Viscous flow takes into consideration the viscosity of a fluid. Viscosity essentially being the thickness of the fluid, for example syrup has a higher viscosity than milk. The viscosity of most liquids will change according to temperature, so honey has a lower viscosity when hot, but a higher one when cold.
We were introduced to various assumptions, first of which is that the fluid is incompressible. This implies that the density of the fluid in a fixed volume will stay the same regardless of movement.
One of the main assumptions, was the Continuum Hypothesis. This says that at any point in our fluid, we can calculate the density, pressure and temperature. This essentially dismisses the fact that fluids are made up of molecules, so if a pin was placed in a fluid, there would be a chance that we haven’t actually got a part of the fluid, however the continuum hypothesis allows us to calculate the characteristics as an extremely close estimate.

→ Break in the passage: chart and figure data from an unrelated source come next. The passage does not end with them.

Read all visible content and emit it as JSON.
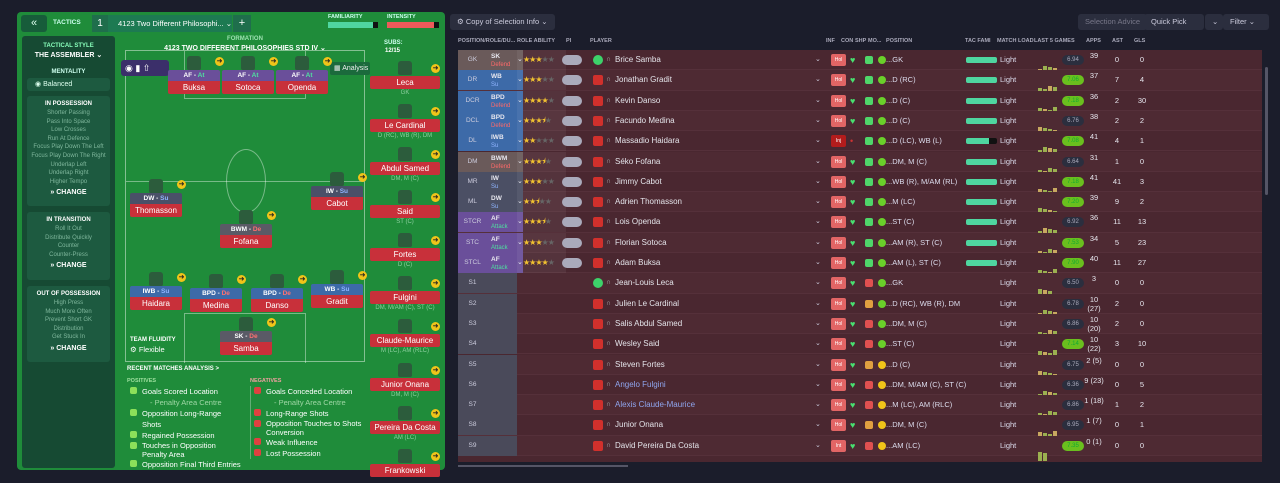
{
  "tactics": {
    "back_icon": "double-chevron-left-icon",
    "label": "TACTICS",
    "slot": "1",
    "name": "4123 Two Different Philosophi...",
    "add": "+",
    "familiarity_label": "FAMILIARITY",
    "familiarity": 0.9,
    "intensity_label": "INTENSITY",
    "intensity": 0.9
  },
  "sidebar": {
    "style_label": "TACTICAL STYLE",
    "style": "THE ASSEMBLER",
    "mentality_label": "MENTALITY",
    "mentality": "Balanced",
    "in_possession": {
      "title": "IN POSSESSION",
      "items": [
        "Shorter Passing",
        "Pass Into Space",
        "Low Crosses",
        "Run At Defence",
        "Focus Play Down The Left",
        "Focus Play Down The Right",
        "Underlap Left",
        "Underlap Right",
        "Higher Tempo"
      ],
      "change": "CHANGE"
    },
    "in_transition": {
      "title": "IN TRANSITION",
      "items": [
        "Roll It Out",
        "Distribute Quickly",
        "Counter",
        "Counter-Press"
      ],
      "change": "CHANGE"
    },
    "out_of_possession": {
      "title": "OUT OF POSSESSION",
      "items": [
        "High Press",
        "Much More Often",
        "Prevent Short GK",
        "Distribution",
        "Get Stuck In"
      ],
      "change": "CHANGE"
    }
  },
  "formation": {
    "label": "FORMATION",
    "name": "4123 TWO DIFFERENT PHILOSOPHIES STD IV",
    "analysis": "Analysis",
    "subs_label": "SUBS:",
    "subs": "12/15",
    "fluidity_label": "TEAM FLUIDITY",
    "fluidity": "Flexible",
    "players": [
      {
        "role": "AF",
        "duty": "At",
        "name": "Buksa"
      },
      {
        "role": "AF",
        "duty": "At",
        "name": "Sotoca"
      },
      {
        "role": "AF",
        "duty": "At",
        "name": "Openda"
      },
      {
        "role": "DW",
        "duty": "Su",
        "name": "Thomasson"
      },
      {
        "role": "IW",
        "duty": "Su",
        "name": "Cabot"
      },
      {
        "role": "BWM",
        "duty": "De",
        "name": "Fofana"
      },
      {
        "role": "IWB",
        "duty": "Su",
        "name": "Haidara"
      },
      {
        "role": "BPD",
        "duty": "De",
        "name": "Medina"
      },
      {
        "role": "BPD",
        "duty": "De",
        "name": "Danso"
      },
      {
        "role": "WB",
        "duty": "Su",
        "name": "Gradit"
      },
      {
        "role": "SK",
        "duty": "De",
        "name": "Samba"
      }
    ],
    "subs_list": [
      {
        "name": "Leca",
        "pos": "GK"
      },
      {
        "name": "Le Cardinal",
        "pos": "D (RC), WB (R), DM"
      },
      {
        "name": "Abdul Samed",
        "pos": "DM, M (C)"
      },
      {
        "name": "Said",
        "pos": "ST (C)"
      },
      {
        "name": "Fortes",
        "pos": "D (C)"
      },
      {
        "name": "Fulgini",
        "pos": "DM, M/AM (C), ST (C)"
      },
      {
        "name": "Claude-Maurice",
        "pos": "M (LC), AM (RLC)"
      },
      {
        "name": "Junior Onana",
        "pos": "DM, M (C)"
      },
      {
        "name": "Pereira Da Costa",
        "pos": "AM (LC)"
      },
      {
        "name": "Frankowski",
        "pos": ""
      }
    ]
  },
  "analysis": {
    "title": "RECENT MATCHES ANALYSIS >",
    "positives_label": "POSITIVES",
    "negatives_label": "NEGATIVES",
    "positives": [
      "Goals Scored Location",
      "- Penalty Area Centre",
      "Opposition Long-Range Shots",
      "Regained Possession",
      "Touches in Opposition Penalty Area",
      "Opposition Final Third Entries"
    ],
    "negatives": [
      "Goals Conceded Location",
      "- Penalty Area Centre",
      "Long-Range Shots",
      "Opposition Touches to Shots Conversion",
      "Weak Influence",
      "Lost Possession"
    ]
  },
  "toolbar": {
    "view": "Copy of Selection Info",
    "advice": "Selection Advice",
    "quick_pick": "Quick Pick",
    "filter": "Filter"
  },
  "columns": [
    "POSITION/ROLE/DU...",
    "ROLE ABILITY",
    "PI",
    "PLAYER",
    "INF",
    "CON",
    "SHP",
    "MO...",
    "POSITION",
    "TAC FAMI",
    "MATCH LOAD",
    "LAST 5 GAMES",
    "APPS",
    "AST",
    "GLS"
  ],
  "rows": [
    {
      "pos": "GK",
      "role": "SK",
      "duty": "Defend",
      "stars": 3,
      "name": "Brice Samba",
      "gk": true,
      "inf": "Hol",
      "p": "...GK",
      "tf": 1,
      "load": "Light",
      "rating": "6.94",
      "apps": "39",
      "ast": "0",
      "gls": "0"
    },
    {
      "pos": "DR",
      "role": "WB",
      "duty": "Su",
      "stars": 3,
      "name": "Jonathan Gradit",
      "inf": "Hol",
      "p": "...D (RC)",
      "tf": 1,
      "load": "Light",
      "rating": "7.06",
      "apps": "37",
      "ast": "7",
      "gls": "4"
    },
    {
      "pos": "DCR",
      "role": "BPD",
      "duty": "Defend",
      "stars": 4,
      "name": "Kevin Danso",
      "inf": "Hol",
      "p": "...D (C)",
      "tf": 1,
      "load": "Light",
      "rating": "7.18",
      "apps": "36",
      "ast": "2",
      "gls": "30"
    },
    {
      "pos": "DCL",
      "role": "BPD",
      "duty": "Defend",
      "stars": 3.5,
      "name": "Facundo Medina",
      "inf": "Hol",
      "p": "...D (C)",
      "tf": 1,
      "load": "Light",
      "rating": "6.76",
      "apps": "38",
      "ast": "2",
      "gls": "2"
    },
    {
      "pos": "DL",
      "role": "IWB",
      "duty": "Su",
      "stars": 2,
      "name": "Massadio Haidara",
      "inf": "Inj",
      "p": "...D (LC), WB (L)",
      "tf": 0.75,
      "load": "Light",
      "rating": "7.08",
      "apps": "41",
      "ast": "4",
      "gls": "1"
    },
    {
      "pos": "DM",
      "role": "BWM",
      "duty": "Defend",
      "stars": 3.5,
      "name": "Séko Fofana",
      "inf": "Hol",
      "p": "...DM, M (C)",
      "tf": 1,
      "load": "Light",
      "rating": "6.64",
      "apps": "31",
      "ast": "1",
      "gls": "0"
    },
    {
      "pos": "MR",
      "role": "IW",
      "duty": "Su",
      "stars": 3,
      "name": "Jimmy Cabot",
      "inf": "Hol",
      "p": "...WB (R), M/AM (RL)",
      "tf": 1,
      "load": "Light",
      "rating": "7.18",
      "apps": "41",
      "ast": "41",
      "gls": "3"
    },
    {
      "pos": "ML",
      "role": "DW",
      "duty": "Su",
      "stars": 2.5,
      "name": "Adrien Thomasson",
      "inf": "Hol",
      "p": "...M (LC)",
      "tf": 1,
      "load": "Light",
      "rating": "7.20",
      "apps": "39",
      "ast": "9",
      "gls": "2"
    },
    {
      "pos": "STCR",
      "role": "AF",
      "duty": "Attack",
      "stars": 3.5,
      "name": "Lois Openda",
      "inf": "Hol",
      "p": "...ST (C)",
      "tf": 1,
      "load": "Light",
      "rating": "6.92",
      "apps": "36",
      "ast": "11",
      "gls": "13"
    },
    {
      "pos": "STC",
      "role": "AF",
      "duty": "Attack",
      "stars": 3,
      "name": "Florian Sotoca",
      "inf": "Hol",
      "p": "...AM (R), ST (C)",
      "tf": 1,
      "load": "Light",
      "rating": "7.53",
      "apps": "34",
      "ast": "5",
      "gls": "23"
    },
    {
      "pos": "STCL",
      "role": "AF",
      "duty": "Attack",
      "stars": 4,
      "name": "Adam Buksa",
      "inf": "Hol",
      "p": "...AM (L), ST (C)",
      "tf": 1,
      "load": "Light",
      "rating": "7.90",
      "apps": "40",
      "ast": "11",
      "gls": "27"
    },
    {
      "pos": "S1",
      "name": "Jean-Louis Leca",
      "gk": true,
      "inf": "Hol",
      "p": "...GK",
      "load": "Light",
      "rating": "6.50",
      "apps": "3",
      "ast": "0",
      "gls": "0"
    },
    {
      "pos": "S2",
      "name": "Julien Le Cardinal",
      "inf": "Hol",
      "p": "...D (RC), WB (R), DM",
      "load": "Light",
      "rating": "6.78",
      "apps": "10 (27)",
      "ast": "2",
      "gls": "0"
    },
    {
      "pos": "S3",
      "name": "Salis Abdul Samed",
      "inf": "Hol",
      "p": "...DM, M (C)",
      "load": "Light",
      "rating": "6.86",
      "apps": "10 (20)",
      "ast": "2",
      "gls": "0"
    },
    {
      "pos": "S4",
      "name": "Wesley Said",
      "inf": "Hol",
      "p": "...ST (C)",
      "load": "Light",
      "rating": "7.14",
      "apps": "10 (22)",
      "ast": "3",
      "gls": "10"
    },
    {
      "pos": "S5",
      "name": "Steven Fortes",
      "inf": "Hol",
      "p": "...D (C)",
      "load": "Light",
      "rating": "6.75",
      "apps": "2 (5)",
      "ast": "0",
      "gls": "0"
    },
    {
      "pos": "S6",
      "name": "Angelo Fulgini",
      "loan": true,
      "inf": "Hol",
      "p": "...DM, M/AM (C), ST (C)",
      "load": "Light",
      "rating": "6.36",
      "apps": "9 (23)",
      "ast": "0",
      "gls": "5"
    },
    {
      "pos": "S7",
      "name": "Alexis Claude-Maurice",
      "loan": true,
      "inf": "Hol",
      "p": "...M (LC), AM (RLC)",
      "load": "Light",
      "rating": "6.86",
      "apps": "1 (18)",
      "ast": "1",
      "gls": "2"
    },
    {
      "pos": "S8",
      "name": "Junior Onana",
      "inf": "Hol",
      "p": "...DM, M (C)",
      "load": "Light",
      "rating": "6.95",
      "apps": "1 (7)",
      "ast": "0",
      "gls": "1"
    },
    {
      "pos": "S9",
      "name": "David Pereira Da Costa",
      "inf": "Int",
      "p": "...AM (LC)",
      "load": "Light",
      "rating": "7.35",
      "apps": "0 (1)",
      "ast": "0",
      "gls": "0"
    }
  ],
  "colors": {
    "panel": "#1f8c3a",
    "table": "#4a2730",
    "attack": "#6a4f9a",
    "defend": "#3d6aa8",
    "name_bar": "#c8303a"
  }
}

Momentum conservation is another trait of a viscous fluid. Its is quite simply the fact that we cannot create momentum, and we cannot eliminate it. Essentially,
rate of change of momentum inside volume (V) = net rate of inflow of momentum into V + total force on fluid inside V
We also consider the conservation of mass. It is said that the the mass of one element before an action is equivalent to the mass after, therefore, (rate of change of mass inside V = net rate of inflow of mass into V).
This is only a small introduction to viscous flows, and although the assumptions seem relatively straight forward, I will definitely have to recap before term 2.